WeChat mascots are displayed inside Tencent office at TIT Creativity Industry Zone in Guangzhou, China May 9, 2017. Picture taken May 9, 2017.

The latest company to cross the $500 billion valuation threshold is virtually unheard of in the West.

Shares of Shenzhen-based Tencent, a company that made its mark with its popular WeChat messaging service, rose 4.1% in trading Monday on the Hong Kong Stock Exchange to close at HK$420, bringing the company’s valuation to HK$3.99 trillion (about $510 billion).

That places Tencent alongside major US-based technology giants who have passed the $500 billion mark in recent months. Amazon, which went public in 1997, hit a $500 billion valuation in July. Facebook, which went public in May 2012, reached a $500 billion valuation that same month. (Both companies remain over the $500 billion mark.)

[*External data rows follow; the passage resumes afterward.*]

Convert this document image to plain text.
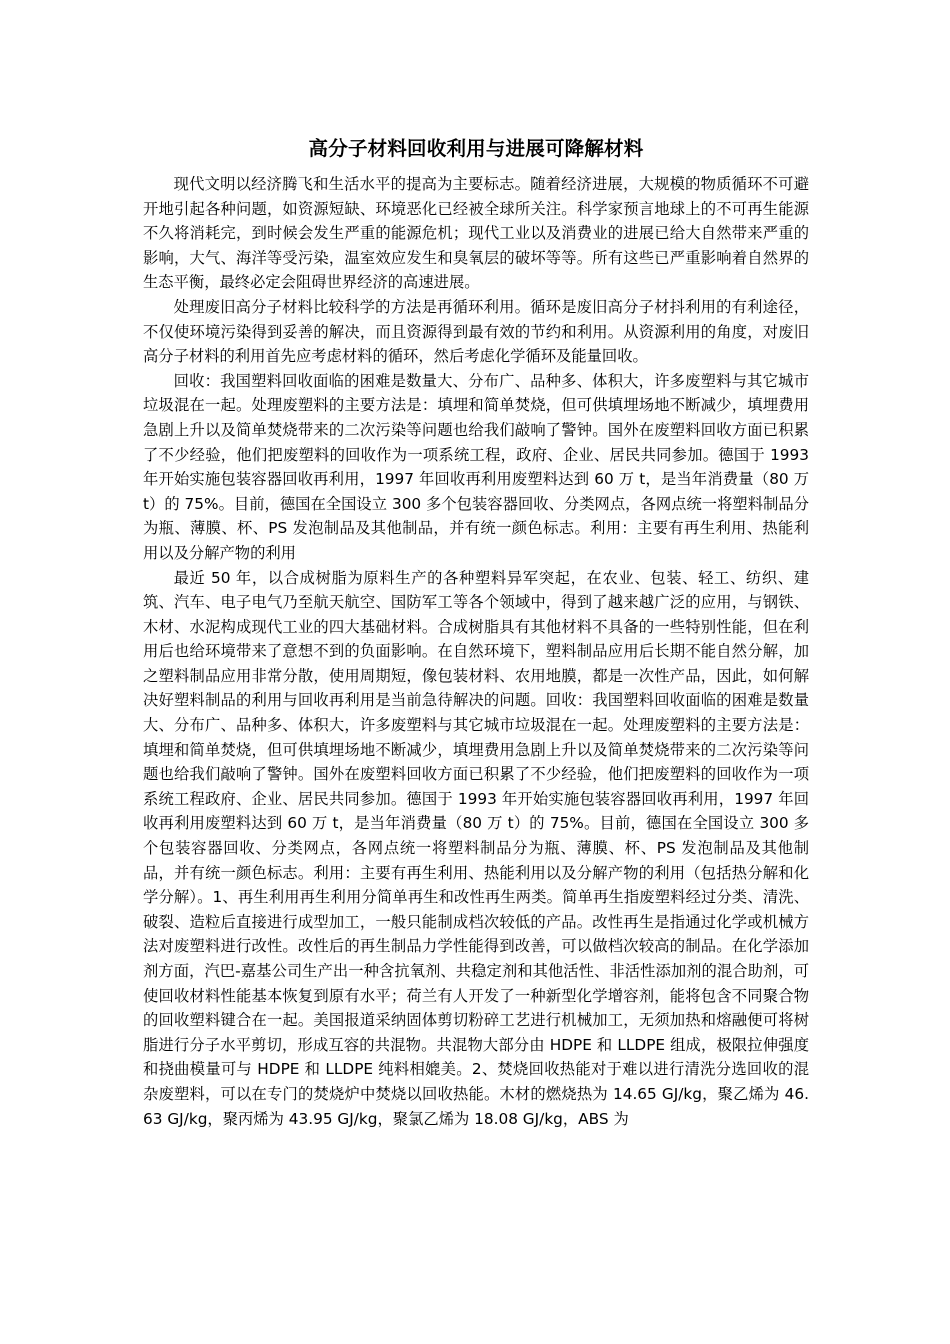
高分子材料回收利用与进展可降解材料

现代文明以经济腾飞和生活水平的提高为主要标志。随着经济进展，大规模的物质循环不可避开地引起各种问题，如资源短缺、环境恶化已经被全球所关注。科学家预言地球上的不可再生能源不久将消耗完，到时候会发生严重的能源危机；现代工业以及消费业的进展已给大自然带来严重的影响，大气、海洋等受污染，温室效应发生和臭氧层的破坏等等。所有这些已严重影响着自然界的生态平衡，最终必定会阻碍世界经济的高速进展。

处理废旧高分子材料比较科学的方法是再循环利用。循环是废旧高分子材抖利用的有利途径，不仅使环境污染得到妥善的解决，而且资源得到最有效的节约和利用。从资源利用的角度，对废旧高分子材料的利用首先应考虑材料的循环，然后考虑化学循环及能量回收。

回收：我国塑料回收面临的困难是数量大、分布广、品种多、体积大，许多废塑料与其它城市垃圾混在一起。处理废塑料的主要方法是：填埋和简单焚烧，但可供填埋场地不断减少，填埋费用急剧上升以及简单焚烧带来的二次污染等问题也给我们敲响了警钟。国外在废塑料回收方面已积累了不少经验，他们把废塑料的回收作为一项系统工程，政府、企业、居民共同参加。德国于 1993 年开始实施包装容器回收再利用，1997 年回收再利用废塑料达到 60 万 t，是当年消费量（80 万 t）的 75%。目前，德国在全国设立 300 多个包装容器回收、分类网点，各网点统一将塑料制品分为瓶、薄膜、杯、PS 发泡制品及其他制品，并有统一颜色标志。利用：主要有再生利用、热能利用以及分解产物的利用

最近 50 年，以合成树脂为原料生产的各种塑料异军突起，在农业、包装、轻工、纺织、建筑、汽车、电子电气乃至航天航空、国防军工等各个领域中，得到了越来越广泛的应用，与钢铁、木材、水泥构成现代工业的四大基础材料。合成树脂具有其他材料不具备的一些特别性能，但在利用后也给环境带来了意想不到的负面影响。在自然环境下，塑料制品应用后长期不能自然分解，加之塑料制品应用非常分散，使用周期短，像包装材料、农用地膜，都是一次性产品，因此，如何解决好塑料制品的利用与回收再利用是当前急待解决的问题。回收：我国塑料回收面临的困难是数量大、分布广、品种多、体积大，许多废塑料与其它城市垃圾混在一起。处理废塑料的主要方法是：填埋和简单焚烧，但可供填埋场地不断减少，填埋费用急剧上升以及简单焚烧带来的二次污染等问题也给我们敲响了警钟。国外在废塑料回收方面已积累了不少经验，他们把废塑料的回收作为一项系统工程政府、企业、居民共同参加。德国于 1993 年开始实施包装容器回收再利用，1997 年回收再利用废塑料达到 60 万 t，是当年消费量（80 万 t）的 75%。目前，德国在全国设立 300 多个包装容器回收、分类网点，各网点统一将塑料制品分为瓶、薄膜、杯、PS 发泡制品及其他制品，并有统一颜色标志。利用：主要有再生利用、热能利用以及分解产物的利用（包括热分解和化学分解）。1、再生利用再生利用分简单再生和改性再生两类。简单再生指废塑料经过分类、清洗、破裂、造粒后直接进行成型加工，一般只能制成档次较低的产品。改性再生是指通过化学或机械方法对废塑料进行改性。改性后的再生制品力学性能得到改善，可以做档次较高的制品。在化学添加剂方面，汽巴-嘉基公司生产出一种含抗氧剂、共稳定剂和其他活性、非活性添加剂的混合助剂，可使回收材料性能基本恢复到原有水平；荷兰有人开发了一种新型化学增容剂，能将包含不同聚合物的回收塑料键合在一起。美国报道采纳固体剪切粉碎工艺进行机械加工，无须加热和熔融便可将树脂进行分子水平剪切，形成互容的共混物。共混物大部分由 HDPE 和 LLDPE 组成，极限拉伸强度和挠曲模量可与 HDPE 和 LLDPE 纯料相媲美。2、焚烧回收热能对于难以进行清洗分选回收的混杂废塑料，可以在专门的焚烧炉中焚烧以回收热能。木材的燃烧热为 14.65 GJ/kg，聚乙烯为 46.63 GJ/kg，聚丙烯为 43.95 GJ/kg，聚氯乙烯为 18.08 GJ/kg，ABS 为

Tencent went public in 2004 (paywall), with shares priced at HK$3.70 (then $0.47), raising nearly $200 million. Interest in the stock remained tepid for about five years, before its price began to rise—slowly in 2009, then steadily by 2013, and then meteorically in 2017. Its stock price is up over 120% since its first of day trading this year, according to Factset.

Tencent’s mobile chat app, ubiquitous across the country, originated in 2011 as the Chinese answer to WhatsApp, and now counts some 980 million active monthly users. It has evolved into a news reader, an online payment provider, a taxi hailer, and a search engine all rolled into one. While it makes very little money for Tencent directly, it’s a funnel for the mobile and PC games that have long remained Tencent’s cash cow, and it might eventually turn into something lucrative in its own right.

The company has delivered stellar earnings over the past year, driven largely by the success of the hit mobile game Honour of Kings. Last week it reported quarterly revenues of 65.2 billion yuan ($9.8 billion), up 61% from the year prior, and net income of 18 billion yuan (about $2.7 billion), up 69% from the year prior.